In the final decision on appeal, Standard acknowledged that Plaintiff's complaints of sedation were documented. (358.) However, Standard rejected this aspect of her claim because of an absence of information in the medical records to support impairment from sedation. There was "no evidence" regarding the sedation issue because Standard had requested an opinion from Dr. Wu on the issue, who did not answer the question. Instead of returning to Plaintiff's physicians or Dr. Wu, Standard just denied the claim. This violates an administrator's duty to fully investigate a claim. If an administrator requires information to evaluate a claim, it must ask for it. It is not free to reject the claim merely because of an absence of information. Saffon v. Wells Fargo & Co. Long Term Disability Plan, 522 F.3d 863, 870 (9th Cir. 2008).

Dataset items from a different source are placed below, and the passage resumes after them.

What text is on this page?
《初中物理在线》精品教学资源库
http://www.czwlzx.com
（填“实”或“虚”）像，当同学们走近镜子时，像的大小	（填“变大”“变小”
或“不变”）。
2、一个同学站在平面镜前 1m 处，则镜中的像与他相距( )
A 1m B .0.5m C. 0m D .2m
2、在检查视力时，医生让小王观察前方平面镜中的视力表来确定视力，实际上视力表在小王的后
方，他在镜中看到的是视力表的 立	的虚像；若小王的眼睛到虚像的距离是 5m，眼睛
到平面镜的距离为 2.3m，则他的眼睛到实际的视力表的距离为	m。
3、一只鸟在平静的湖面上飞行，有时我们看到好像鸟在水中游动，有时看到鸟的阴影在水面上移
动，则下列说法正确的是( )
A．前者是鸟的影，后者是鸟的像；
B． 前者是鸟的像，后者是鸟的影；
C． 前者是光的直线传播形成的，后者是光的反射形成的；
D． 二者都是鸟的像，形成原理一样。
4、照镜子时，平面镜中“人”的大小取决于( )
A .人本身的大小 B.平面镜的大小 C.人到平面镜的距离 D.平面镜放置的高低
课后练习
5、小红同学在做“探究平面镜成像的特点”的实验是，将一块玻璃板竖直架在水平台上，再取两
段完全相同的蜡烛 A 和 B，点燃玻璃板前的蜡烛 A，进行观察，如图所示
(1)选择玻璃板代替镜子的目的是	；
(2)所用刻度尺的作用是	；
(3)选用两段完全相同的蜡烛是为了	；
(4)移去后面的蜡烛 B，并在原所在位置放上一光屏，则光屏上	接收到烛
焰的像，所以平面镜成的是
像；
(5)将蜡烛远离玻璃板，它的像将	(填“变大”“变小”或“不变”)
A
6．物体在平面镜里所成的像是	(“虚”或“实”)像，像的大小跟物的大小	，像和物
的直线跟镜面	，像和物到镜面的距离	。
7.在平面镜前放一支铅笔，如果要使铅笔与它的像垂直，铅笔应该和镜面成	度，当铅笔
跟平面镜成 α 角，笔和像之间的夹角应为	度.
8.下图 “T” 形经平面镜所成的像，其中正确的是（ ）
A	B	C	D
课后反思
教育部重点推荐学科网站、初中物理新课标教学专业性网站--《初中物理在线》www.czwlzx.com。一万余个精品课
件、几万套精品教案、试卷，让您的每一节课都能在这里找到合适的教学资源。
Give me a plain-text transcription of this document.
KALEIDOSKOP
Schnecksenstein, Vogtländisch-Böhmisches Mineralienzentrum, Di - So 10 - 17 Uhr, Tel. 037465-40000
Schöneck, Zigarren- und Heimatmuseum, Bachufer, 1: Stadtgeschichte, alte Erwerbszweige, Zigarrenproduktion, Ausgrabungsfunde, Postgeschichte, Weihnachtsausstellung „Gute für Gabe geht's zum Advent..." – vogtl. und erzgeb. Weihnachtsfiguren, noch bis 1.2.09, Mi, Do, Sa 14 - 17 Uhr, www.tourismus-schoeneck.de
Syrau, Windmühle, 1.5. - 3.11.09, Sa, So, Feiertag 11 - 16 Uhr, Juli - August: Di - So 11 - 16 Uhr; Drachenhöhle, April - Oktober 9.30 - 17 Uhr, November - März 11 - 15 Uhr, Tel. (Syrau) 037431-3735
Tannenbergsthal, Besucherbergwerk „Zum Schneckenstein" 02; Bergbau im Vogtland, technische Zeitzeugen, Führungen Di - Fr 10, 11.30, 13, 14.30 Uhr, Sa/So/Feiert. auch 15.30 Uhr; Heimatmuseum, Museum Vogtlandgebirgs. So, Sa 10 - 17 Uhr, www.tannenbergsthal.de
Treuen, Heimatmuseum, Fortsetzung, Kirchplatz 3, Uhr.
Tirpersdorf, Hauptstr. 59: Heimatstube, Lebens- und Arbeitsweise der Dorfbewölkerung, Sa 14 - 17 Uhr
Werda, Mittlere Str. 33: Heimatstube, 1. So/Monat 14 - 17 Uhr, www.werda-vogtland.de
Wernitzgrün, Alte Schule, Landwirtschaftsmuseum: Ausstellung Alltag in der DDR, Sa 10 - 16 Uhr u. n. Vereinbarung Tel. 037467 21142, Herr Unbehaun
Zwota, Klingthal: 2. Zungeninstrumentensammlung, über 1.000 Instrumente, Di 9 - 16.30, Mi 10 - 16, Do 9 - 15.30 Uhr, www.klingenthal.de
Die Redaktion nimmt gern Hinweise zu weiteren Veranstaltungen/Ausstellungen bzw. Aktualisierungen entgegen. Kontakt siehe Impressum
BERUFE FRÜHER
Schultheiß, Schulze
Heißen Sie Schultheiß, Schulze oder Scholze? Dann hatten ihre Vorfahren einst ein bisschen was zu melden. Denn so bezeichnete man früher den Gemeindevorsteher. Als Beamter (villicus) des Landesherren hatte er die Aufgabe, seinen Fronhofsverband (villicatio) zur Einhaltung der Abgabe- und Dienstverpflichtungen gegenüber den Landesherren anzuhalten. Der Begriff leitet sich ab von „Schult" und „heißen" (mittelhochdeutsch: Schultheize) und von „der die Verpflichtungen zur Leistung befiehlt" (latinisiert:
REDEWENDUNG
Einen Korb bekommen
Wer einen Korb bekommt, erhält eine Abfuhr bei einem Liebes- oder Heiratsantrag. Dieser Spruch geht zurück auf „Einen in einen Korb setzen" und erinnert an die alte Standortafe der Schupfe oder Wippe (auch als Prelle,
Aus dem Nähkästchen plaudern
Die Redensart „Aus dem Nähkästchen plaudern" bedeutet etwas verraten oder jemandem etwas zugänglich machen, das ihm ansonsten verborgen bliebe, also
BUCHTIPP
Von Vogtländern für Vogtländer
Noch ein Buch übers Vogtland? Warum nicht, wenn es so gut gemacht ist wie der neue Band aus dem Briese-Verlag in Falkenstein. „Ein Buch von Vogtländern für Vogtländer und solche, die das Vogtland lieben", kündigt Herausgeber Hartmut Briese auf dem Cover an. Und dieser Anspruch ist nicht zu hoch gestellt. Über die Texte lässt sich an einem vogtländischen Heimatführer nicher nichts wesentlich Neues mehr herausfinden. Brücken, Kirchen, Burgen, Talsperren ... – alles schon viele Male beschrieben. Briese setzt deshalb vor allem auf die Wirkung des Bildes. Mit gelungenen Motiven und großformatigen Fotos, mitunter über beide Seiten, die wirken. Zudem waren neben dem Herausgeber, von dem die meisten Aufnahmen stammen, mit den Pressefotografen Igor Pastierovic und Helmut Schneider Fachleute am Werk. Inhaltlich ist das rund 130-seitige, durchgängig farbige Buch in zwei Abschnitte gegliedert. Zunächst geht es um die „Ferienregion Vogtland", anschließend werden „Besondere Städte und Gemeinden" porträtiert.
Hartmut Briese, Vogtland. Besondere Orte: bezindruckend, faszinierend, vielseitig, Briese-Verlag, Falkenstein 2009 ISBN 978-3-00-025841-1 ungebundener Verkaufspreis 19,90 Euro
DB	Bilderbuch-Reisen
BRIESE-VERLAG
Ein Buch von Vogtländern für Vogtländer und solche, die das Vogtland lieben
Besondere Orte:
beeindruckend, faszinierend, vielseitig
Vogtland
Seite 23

At least some of the medical reviews were based on incomplete records. Drs. Shih and Green conducted their medical reviews without the majority of Plaintiff's medical records and without the benefit of her job description. Dr. Dickerman did not know the cognitive demands of the DOT job description for an Underwriter. (Chandler Decl., Ex. A, p. 35.) It is not clear whether Dr. Wu was given all of Plaintiff's medical records. Supplying incomplete information to medical or vocational experts is a matter of "serious concern," MetLife II, 128 S.Ct. at 2352, and is certainly one of the case-specific factors to be considered in evaluating the weight to give to a structural conflict. See Montour, 2009 WL 3856933 at *9-10 (providing a nonexclusive list of considerations). *39-*44.

Although the plaintiff had worked with her condition, the court found that should not have been given significant weight by Standard since her condition worsened and the progression of the disease was documented in the medical records. Moreover, Standard never properly considered the plaintiff's occupation which required standing and walking as material job duties. Because Sacks could not stand or walk without assistance and pain, the court concluded she could not perform her occupation. The court also found the complaints of pain and fatigue were well documented and credible in view of her struggle to remain employed despite the progression of her disease. Consequently, the court ordered the payment of benefits and fees.